NOTE: The players in the plot changed because, well, there’s been plenty of football since the original viz was posted!
wafplot <- df5 %>%
ggplot(aes(fill = SCATypes, values = n)) +
geom_waffle(nrows = 10, size = 1.5, colour = "#151515", flip = TRUE) +
scale_fill_manual(values = met.brewer(name = "Gauguin", n = 6, type = "discrete"),
name = "Shot-Creating Action Type") +
facet_wrap(~Player) +
labs(title = "Big 5 Leagues Shot-Creating Actions Share [2021/22]",
subtitle = "Top 20 Players with the most SCA per 90 so far",
caption = "Minimum 9 90's Played\nData from FBref\nCreated by @placeholder2004") +
theme_athletic() +
theme(aspect.ratio = 1,
strip.background = element_blank(),
strip.text = element_text(colour = "white", size = 14),
legend.position = "bottom",
legend.text = element_text(size = 14))
wafplot
I’ve just added the call to here::here()
, a force of habit to keep
file paths relative to the project root directory. Typing out the entire
path is an annoyance so you can just do this to avoid it. Also helps
when you move projects to a different computer or you’re collaborating
using somebody else’s code, you don’t have to re-type
C:/Users/blahblah/blahblah/...
all the time.
ggsave(plot = wafplot, filename = here::here("Europe 2021-2022/output/big5_SCA_waffle_plot.png"),
width = 3100, height = 3500, units = "px")
…and done!
So this was a very short blog post on finding a solution to the “preserve sum after rounding” problem as well as re-writing some of the code to fit my coding style using the tidyverse. Just to be clear, aside from the main problem, none of the code in the original script was wrong! At the end of the day, it worked and a great viz was created, so there obviously was no problem at all. I hope the way I did it shows people there are different ways to approach a problem and that you learned about a couple of new functions and tricks along the way!

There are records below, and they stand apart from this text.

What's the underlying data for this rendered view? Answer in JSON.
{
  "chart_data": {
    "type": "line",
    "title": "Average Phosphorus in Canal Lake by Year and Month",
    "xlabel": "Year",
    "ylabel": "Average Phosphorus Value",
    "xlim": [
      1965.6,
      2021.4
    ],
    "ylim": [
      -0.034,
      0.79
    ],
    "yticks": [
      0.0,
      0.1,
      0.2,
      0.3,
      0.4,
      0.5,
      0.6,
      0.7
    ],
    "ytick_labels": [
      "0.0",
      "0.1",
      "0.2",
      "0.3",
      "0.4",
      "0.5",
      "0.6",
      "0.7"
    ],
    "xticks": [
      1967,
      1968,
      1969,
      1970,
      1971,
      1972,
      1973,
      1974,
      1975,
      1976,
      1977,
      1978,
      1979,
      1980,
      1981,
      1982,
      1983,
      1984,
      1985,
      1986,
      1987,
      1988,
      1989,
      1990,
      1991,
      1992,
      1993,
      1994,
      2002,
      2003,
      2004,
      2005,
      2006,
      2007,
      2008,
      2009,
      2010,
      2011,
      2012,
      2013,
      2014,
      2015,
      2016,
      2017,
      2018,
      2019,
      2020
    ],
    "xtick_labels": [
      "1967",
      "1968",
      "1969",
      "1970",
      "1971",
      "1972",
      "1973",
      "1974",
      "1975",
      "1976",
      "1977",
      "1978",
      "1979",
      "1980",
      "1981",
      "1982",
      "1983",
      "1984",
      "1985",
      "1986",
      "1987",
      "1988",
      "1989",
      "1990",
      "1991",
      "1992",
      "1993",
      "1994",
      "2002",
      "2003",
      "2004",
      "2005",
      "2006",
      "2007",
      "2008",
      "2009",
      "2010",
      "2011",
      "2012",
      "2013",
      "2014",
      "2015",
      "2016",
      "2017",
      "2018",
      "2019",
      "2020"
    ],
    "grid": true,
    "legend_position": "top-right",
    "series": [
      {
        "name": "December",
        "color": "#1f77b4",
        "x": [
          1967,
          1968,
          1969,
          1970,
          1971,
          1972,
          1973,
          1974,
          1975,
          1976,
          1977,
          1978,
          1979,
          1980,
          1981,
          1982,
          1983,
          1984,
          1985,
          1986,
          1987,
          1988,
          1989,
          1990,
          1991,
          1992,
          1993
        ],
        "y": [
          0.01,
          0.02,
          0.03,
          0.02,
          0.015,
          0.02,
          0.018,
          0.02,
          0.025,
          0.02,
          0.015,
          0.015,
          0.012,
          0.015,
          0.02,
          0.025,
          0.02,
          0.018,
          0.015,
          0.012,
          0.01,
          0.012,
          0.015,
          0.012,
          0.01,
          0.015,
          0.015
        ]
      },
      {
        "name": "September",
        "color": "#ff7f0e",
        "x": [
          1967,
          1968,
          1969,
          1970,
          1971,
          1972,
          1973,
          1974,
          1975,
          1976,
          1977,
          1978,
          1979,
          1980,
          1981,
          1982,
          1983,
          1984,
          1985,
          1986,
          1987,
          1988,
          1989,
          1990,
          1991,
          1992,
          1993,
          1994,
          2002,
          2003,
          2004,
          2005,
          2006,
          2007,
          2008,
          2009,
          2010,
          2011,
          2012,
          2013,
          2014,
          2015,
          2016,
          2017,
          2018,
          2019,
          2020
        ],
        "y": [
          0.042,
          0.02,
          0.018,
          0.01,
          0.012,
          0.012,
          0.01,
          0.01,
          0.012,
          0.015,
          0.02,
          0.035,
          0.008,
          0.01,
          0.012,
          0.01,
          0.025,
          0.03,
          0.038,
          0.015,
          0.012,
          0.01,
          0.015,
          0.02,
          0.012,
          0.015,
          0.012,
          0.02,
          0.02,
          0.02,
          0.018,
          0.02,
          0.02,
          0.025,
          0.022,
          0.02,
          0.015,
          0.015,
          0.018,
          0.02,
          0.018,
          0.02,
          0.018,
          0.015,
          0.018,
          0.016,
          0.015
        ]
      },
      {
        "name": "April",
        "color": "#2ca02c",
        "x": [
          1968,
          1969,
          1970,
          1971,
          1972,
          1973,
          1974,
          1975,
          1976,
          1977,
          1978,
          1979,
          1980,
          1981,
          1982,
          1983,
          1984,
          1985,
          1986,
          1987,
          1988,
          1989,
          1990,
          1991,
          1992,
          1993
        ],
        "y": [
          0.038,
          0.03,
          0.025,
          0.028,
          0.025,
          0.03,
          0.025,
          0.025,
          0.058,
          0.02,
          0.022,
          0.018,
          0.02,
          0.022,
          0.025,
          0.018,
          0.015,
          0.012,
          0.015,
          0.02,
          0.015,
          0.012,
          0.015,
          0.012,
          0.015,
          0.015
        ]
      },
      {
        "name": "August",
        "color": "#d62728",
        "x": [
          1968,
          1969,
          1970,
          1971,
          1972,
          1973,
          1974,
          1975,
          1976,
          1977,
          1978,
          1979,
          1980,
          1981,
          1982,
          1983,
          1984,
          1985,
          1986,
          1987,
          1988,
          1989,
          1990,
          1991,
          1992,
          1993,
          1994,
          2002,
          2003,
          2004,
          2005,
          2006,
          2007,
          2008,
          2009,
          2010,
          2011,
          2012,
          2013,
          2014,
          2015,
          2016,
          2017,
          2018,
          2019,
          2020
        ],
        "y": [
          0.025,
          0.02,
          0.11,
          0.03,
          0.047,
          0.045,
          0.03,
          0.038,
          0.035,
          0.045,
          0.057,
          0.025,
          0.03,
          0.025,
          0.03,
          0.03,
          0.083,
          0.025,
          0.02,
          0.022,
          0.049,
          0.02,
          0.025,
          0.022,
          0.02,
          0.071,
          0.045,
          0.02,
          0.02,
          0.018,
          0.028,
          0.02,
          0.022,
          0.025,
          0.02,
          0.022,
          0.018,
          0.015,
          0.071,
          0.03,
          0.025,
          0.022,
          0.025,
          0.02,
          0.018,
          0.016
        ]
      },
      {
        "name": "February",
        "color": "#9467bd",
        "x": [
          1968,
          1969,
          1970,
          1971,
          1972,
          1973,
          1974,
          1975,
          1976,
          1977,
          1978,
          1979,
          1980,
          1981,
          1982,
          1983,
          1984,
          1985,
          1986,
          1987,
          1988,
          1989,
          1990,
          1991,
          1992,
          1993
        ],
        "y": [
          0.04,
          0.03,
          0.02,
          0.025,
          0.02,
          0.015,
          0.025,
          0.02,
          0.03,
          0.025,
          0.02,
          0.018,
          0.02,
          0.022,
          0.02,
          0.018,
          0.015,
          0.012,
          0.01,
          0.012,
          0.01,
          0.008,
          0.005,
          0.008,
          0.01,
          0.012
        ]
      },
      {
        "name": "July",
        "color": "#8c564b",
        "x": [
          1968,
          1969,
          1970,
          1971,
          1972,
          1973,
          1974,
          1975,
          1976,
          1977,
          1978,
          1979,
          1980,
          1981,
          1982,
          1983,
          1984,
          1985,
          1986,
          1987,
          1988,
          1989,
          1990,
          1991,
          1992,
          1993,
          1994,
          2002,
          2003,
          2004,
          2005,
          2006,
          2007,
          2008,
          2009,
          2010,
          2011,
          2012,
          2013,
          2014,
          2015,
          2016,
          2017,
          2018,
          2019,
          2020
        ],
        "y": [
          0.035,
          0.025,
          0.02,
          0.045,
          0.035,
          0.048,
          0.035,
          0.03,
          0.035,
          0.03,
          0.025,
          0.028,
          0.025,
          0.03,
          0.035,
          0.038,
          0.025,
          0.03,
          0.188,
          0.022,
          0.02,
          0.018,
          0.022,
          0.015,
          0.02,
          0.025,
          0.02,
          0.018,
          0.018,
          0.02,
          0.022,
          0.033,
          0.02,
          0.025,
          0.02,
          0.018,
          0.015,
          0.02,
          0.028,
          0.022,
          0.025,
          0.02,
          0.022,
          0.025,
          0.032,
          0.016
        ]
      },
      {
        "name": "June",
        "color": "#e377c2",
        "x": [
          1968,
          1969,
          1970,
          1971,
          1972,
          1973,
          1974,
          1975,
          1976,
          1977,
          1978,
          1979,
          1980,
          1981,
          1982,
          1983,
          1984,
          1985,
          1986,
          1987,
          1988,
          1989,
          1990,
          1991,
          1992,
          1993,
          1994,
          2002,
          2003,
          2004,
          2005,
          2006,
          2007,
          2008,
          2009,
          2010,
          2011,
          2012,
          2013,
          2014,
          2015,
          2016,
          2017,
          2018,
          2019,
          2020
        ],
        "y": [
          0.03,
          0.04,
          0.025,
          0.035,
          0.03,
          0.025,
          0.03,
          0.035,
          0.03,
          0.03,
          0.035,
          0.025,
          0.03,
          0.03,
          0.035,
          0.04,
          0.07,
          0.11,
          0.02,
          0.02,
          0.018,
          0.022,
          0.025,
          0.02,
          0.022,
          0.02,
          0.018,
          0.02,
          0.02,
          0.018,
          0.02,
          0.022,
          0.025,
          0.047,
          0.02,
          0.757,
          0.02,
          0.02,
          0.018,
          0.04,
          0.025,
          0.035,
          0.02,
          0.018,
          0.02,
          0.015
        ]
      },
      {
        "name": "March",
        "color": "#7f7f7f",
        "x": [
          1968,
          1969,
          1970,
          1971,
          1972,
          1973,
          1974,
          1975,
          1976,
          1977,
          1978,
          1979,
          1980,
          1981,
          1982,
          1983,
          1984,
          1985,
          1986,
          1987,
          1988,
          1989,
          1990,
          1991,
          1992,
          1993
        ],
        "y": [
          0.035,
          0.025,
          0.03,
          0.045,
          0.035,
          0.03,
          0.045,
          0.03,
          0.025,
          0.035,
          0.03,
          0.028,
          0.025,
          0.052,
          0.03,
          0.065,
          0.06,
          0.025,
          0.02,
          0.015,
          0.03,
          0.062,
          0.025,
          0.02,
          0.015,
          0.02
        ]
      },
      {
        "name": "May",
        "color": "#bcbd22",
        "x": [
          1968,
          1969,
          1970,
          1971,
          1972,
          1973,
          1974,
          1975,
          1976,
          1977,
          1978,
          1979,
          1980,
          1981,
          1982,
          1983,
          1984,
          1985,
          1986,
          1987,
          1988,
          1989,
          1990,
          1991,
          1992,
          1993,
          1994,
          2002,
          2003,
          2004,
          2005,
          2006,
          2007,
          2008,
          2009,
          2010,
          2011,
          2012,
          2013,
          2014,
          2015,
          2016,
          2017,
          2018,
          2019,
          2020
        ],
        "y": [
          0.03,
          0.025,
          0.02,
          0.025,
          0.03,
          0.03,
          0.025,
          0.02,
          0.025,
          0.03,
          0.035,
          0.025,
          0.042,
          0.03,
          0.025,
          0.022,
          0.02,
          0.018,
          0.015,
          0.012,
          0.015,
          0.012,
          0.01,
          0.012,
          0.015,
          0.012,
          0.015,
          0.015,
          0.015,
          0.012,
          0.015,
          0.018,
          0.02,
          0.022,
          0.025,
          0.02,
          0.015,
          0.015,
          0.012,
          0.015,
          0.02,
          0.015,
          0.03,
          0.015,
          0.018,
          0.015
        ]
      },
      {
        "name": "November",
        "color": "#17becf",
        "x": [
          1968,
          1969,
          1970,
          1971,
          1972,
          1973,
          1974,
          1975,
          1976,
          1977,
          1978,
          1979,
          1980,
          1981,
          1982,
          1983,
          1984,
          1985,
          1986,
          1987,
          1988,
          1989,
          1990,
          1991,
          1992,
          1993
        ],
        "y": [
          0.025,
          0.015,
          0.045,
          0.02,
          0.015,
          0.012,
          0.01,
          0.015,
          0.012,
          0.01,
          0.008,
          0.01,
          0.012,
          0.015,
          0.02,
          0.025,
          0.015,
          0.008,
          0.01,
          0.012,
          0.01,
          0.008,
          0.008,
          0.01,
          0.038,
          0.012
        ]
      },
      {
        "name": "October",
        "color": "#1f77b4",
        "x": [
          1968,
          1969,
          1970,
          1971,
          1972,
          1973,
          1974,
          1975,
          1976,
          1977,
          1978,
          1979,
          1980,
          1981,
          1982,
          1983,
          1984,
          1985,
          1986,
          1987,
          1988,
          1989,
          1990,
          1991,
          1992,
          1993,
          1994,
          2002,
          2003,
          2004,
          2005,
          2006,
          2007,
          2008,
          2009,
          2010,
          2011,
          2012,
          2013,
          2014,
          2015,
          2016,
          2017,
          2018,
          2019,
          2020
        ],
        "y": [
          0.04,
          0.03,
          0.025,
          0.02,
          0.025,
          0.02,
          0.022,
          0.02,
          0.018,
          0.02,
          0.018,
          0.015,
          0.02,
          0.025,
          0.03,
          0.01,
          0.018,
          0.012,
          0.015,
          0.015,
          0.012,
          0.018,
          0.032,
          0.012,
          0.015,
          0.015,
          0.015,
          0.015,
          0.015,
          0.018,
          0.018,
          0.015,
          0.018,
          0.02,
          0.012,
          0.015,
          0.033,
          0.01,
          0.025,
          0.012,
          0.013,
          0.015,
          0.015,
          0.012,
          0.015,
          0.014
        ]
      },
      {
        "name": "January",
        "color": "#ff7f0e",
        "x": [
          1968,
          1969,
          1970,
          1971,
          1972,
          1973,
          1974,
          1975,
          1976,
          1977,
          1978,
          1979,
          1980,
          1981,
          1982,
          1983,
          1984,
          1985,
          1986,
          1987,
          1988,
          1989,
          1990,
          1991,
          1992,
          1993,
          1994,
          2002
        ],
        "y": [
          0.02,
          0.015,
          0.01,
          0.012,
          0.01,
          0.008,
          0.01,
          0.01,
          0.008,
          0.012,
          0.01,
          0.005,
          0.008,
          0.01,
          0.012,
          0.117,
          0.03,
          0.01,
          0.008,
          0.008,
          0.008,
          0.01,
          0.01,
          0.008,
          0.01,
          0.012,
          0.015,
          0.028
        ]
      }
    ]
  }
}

I spent about 1~2 hours on this and most of it was googling for different solutions and finding documentation which goes to show how important being able to search for the right things on the internet is for programming in general. You’re never going to be able to memorize everything you’ve ever done, so being good at googling is paramount. Being able to look up stuff efficiently is a skill that needs to be mastered, so things like taking on coding challenges I see in the wild (like the problem presented in this blog post) or taking part in community challenges like #TidyTuesday can help you gain valuable experience.
Of course, there are also other ways to crystallize knowledge such as … writing a blog post about an interesting problem!
Special thanks to Harsh Krishna for sharing the code to his beautiful data viz. Hope this blog post was useful to everyone!